Time and time again we see stories driven by one of the most powerful of human desires: revenge. Take any story about a Disney villain, the Kill Bill franchise, or so many others. Now, Jack Huston and Toby Kebbell take on the roles of brothers Judah Ben-Hur and Messala Severus in the latest reincarnation of the epic revenge tale Ben-Hur , where they’re not only out for revenge, but for blood. Ironically, Huston calls himself a “pushover” in real life. “I’m not a very vengeful person in natural life,” he says days before the film’s LA premiere. “I say I’m a bit of a lover, not a fighter.” That said, there is one thing the actor would possibly find worthy of revenge, and I think anyone would agree.

Regardless of his naturally-loving persona, Huston was ready to get his hands dirty to play the character, whose quest for revenge against his brother comes to a head in the iconic chariot race. “When you find out you’re playing Judah Ben-Hur, that’s a pretty special day,” the 33-year-old says. Judah’s transformation from lover to fighter is one Huston says anyone can relate to, especially in our day-in-age.

“This is such a relevant story for our time because you look at where the world is and it’s just so filled with so much fear and anger and hatred,” says Huston. “I found [that] the message in today’s world felt so poignant, so relevant because this was written 30 years ago and it was based 2,000 years ago and you look at story and realize that not much has changed in the world,” he explains.

He does, however understand one thing a person would be justified in seeking revenge for. “I’d say family, if something,” he says. The actor, has been romantically linked to model Shannan Click for nearly five years and the two have a three-year-old daughter, Sage Lavinia Huston and seven-month-old son, Cypress Night Huston.

Still, Huston believes that on-screen and in real life, forgiveness trumps all. “Kindness and forgiveness [is] how we move on and forward rather than reverting back into this world of anger,” he says. “It cripples you, internally.” Even when the person closest to Judah hurts him in unspeakable ways, he finds it in his heart to forgive. “When I say forgiveness, I’m talking about as human.
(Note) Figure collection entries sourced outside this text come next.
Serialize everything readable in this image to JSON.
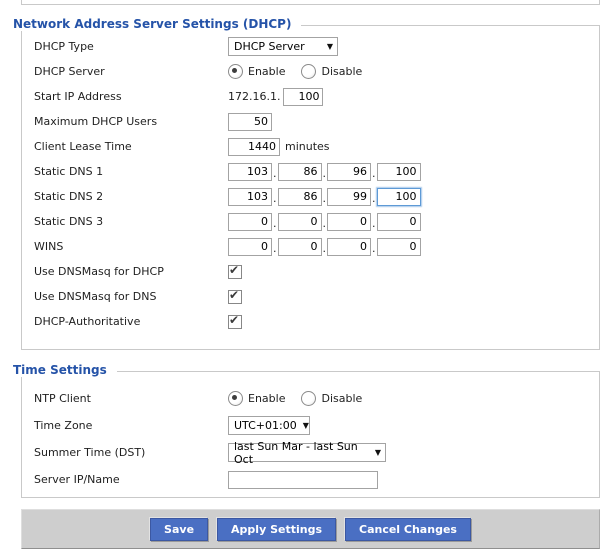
{
  "colors": {
    "section_title": "#2553a8",
    "button_bg": "#4a6fc3",
    "button_text": "#ffffff",
    "bar_bg": "#cecece",
    "focus_border": "#5e9ad6"
  },
  "icons": {
    "chevron_down": "▼"
  },
  "dhcp": {
    "title": "Network Address Server Settings (DHCP)",
    "dhcp_type": {
      "label": "DHCP Type",
      "value": "DHCP Server"
    },
    "dhcp_server": {
      "label": "DHCP Server",
      "options": [
        "Enable",
        "Disable"
      ],
      "selected": "Enable"
    },
    "start_ip": {
      "label": "Start IP Address",
      "prefix": "172.16.1.",
      "value": "100"
    },
    "max_users": {
      "label": "Maximum DHCP Users",
      "value": "50"
    },
    "lease": {
      "label": "Client Lease Time",
      "value": "1440",
      "suffix": "minutes"
    },
    "dns1": {
      "label": "Static DNS 1",
      "octets": [
        "103",
        "86",
        "96",
        "100"
      ]
    },
    "dns2": {
      "label": "Static DNS 2",
      "octets": [
        "103",
        "86",
        "99",
        "100"
      ],
      "focused_octet": 3
    },
    "dns3": {
      "label": "Static DNS 3",
      "octets": [
        "0",
        "0",
        "0",
        "0"
      ]
    },
    "wins": {
      "label": "WINS",
      "octets": [
        "0",
        "0",
        "0",
        "0"
      ]
    },
    "dnsmasq_dhcp": {
      "label": "Use DNSMasq for DHCP",
      "checked": true
    },
    "dnsmasq_dns": {
      "label": "Use DNSMasq for DNS",
      "checked": true
    },
    "authoritative": {
      "label": "DHCP-Authoritative",
      "checked": true
    },
    "octet_separator": "."
  },
  "time": {
    "title": "Time Settings",
    "ntp": {
      "label": "NTP Client",
      "options": [
        "Enable",
        "Disable"
      ],
      "selected": "Enable"
    },
    "timezone": {
      "label": "Time Zone",
      "value": "UTC+01:00"
    },
    "dst": {
      "label": "Summer Time (DST)",
      "value": "last Sun Mar - last Sun Oct"
    },
    "server": {
      "label": "Server IP/Name",
      "value": ""
    }
  },
  "footer": {
    "save": "Save",
    "apply": "Apply Settings",
    "cancel": "Cancel Changes"
  }
}
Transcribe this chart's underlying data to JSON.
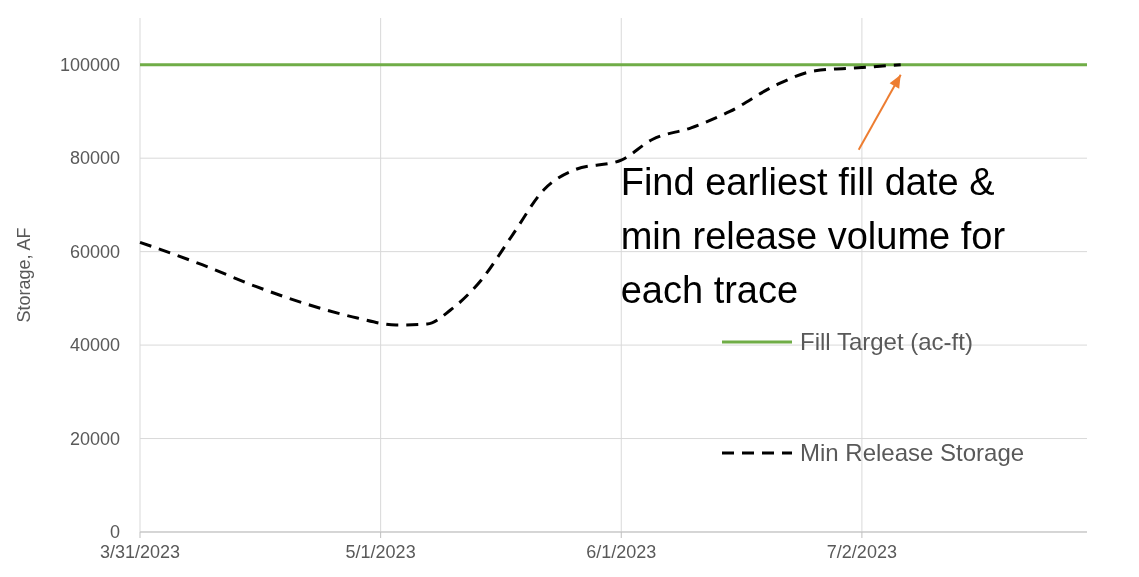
{
  "chart_data": {
    "type": "line",
    "ylabel": "Storage, AF",
    "xlim": [
      "2023-03-31",
      "2023-07-31"
    ],
    "xticks": [
      {
        "value": "2023-03-31",
        "label": "3/31/2023"
      },
      {
        "value": "2023-05-01",
        "label": "5/1/2023"
      },
      {
        "value": "2023-06-01",
        "label": "6/1/2023"
      },
      {
        "value": "2023-07-02",
        "label": "7/2/2023"
      }
    ],
    "ylim": [
      0,
      110000
    ],
    "yticks": [
      0,
      20000,
      40000,
      60000,
      80000,
      100000
    ],
    "grid": true,
    "legend": "bottom right",
    "series": [
      {
        "name": "Fill Target (ac-ft)",
        "color": "#70ad47",
        "line_style": "solid",
        "x": [
          "2023-03-31",
          "2023-07-31"
        ],
        "values": [
          100000,
          100000
        ]
      },
      {
        "name": "Min Release Storage",
        "color": "#000000",
        "line_style": "dashed",
        "x": [
          "2023-03-31",
          "2023-04-08",
          "2023-04-15",
          "2023-04-23",
          "2023-04-28",
          "2023-05-03",
          "2023-05-07",
          "2023-05-10",
          "2023-05-14",
          "2023-05-18",
          "2023-05-22",
          "2023-05-26",
          "2023-06-01",
          "2023-06-05",
          "2023-06-10",
          "2023-06-15",
          "2023-06-21",
          "2023-06-26",
          "2023-07-02",
          "2023-07-07"
        ],
        "values": [
          62000,
          57200,
          52500,
          48000,
          45800,
          44300,
          44500,
          47500,
          54000,
          63600,
          73200,
          77500,
          79600,
          84000,
          86500,
          90000,
          95700,
          98700,
          99400,
          100000
        ]
      }
    ],
    "annotations": [
      {
        "text": "Find earliest fill date & min release volume for each trace",
        "x": "2023-07-07",
        "y": 100000
      }
    ]
  }
}
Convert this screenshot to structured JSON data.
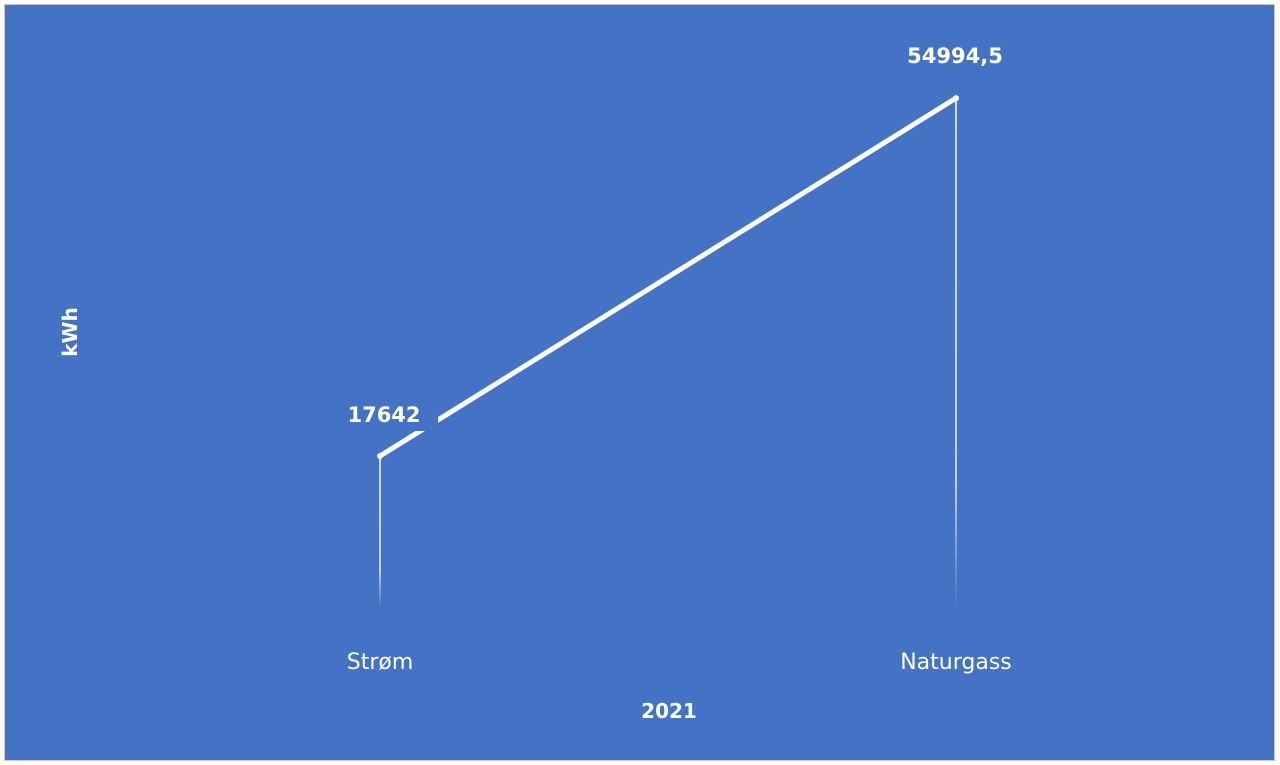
{
  "chart_data": {
    "type": "line",
    "categories": [
      "Strøm",
      "Naturgass"
    ],
    "series": [
      {
        "values": [
          17642,
          54994.5
        ]
      }
    ],
    "data_labels": [
      "17642",
      "54994,5"
    ],
    "title": "",
    "xlabel": "2021",
    "ylabel": "kWh",
    "grid": false,
    "drop_lines": true,
    "colors": {
      "background": "#4472c4",
      "line": "#ffffff",
      "text": "#ffffff"
    }
  }
}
I’m not necessarily in any way religiously inclined, I’m a spiritual person, like I said, a lover,” he says.

Ultimately, forgiveness feels better than revenge ever could, according to the actor. “You’re given such a lovely story that these two brothers really loved each other in such a strong way,” he says. “With Judah, you realize in this moment he drops the rock… at the crucifixion, everything got released. It became that symbol of this weight, this rock, that’s on all of us. Just releasing it is so freeing and it’s such a beautiful moment.”

As tempting as revenge can be at times, forgiveness and feeling at peace feels a lot more appealing.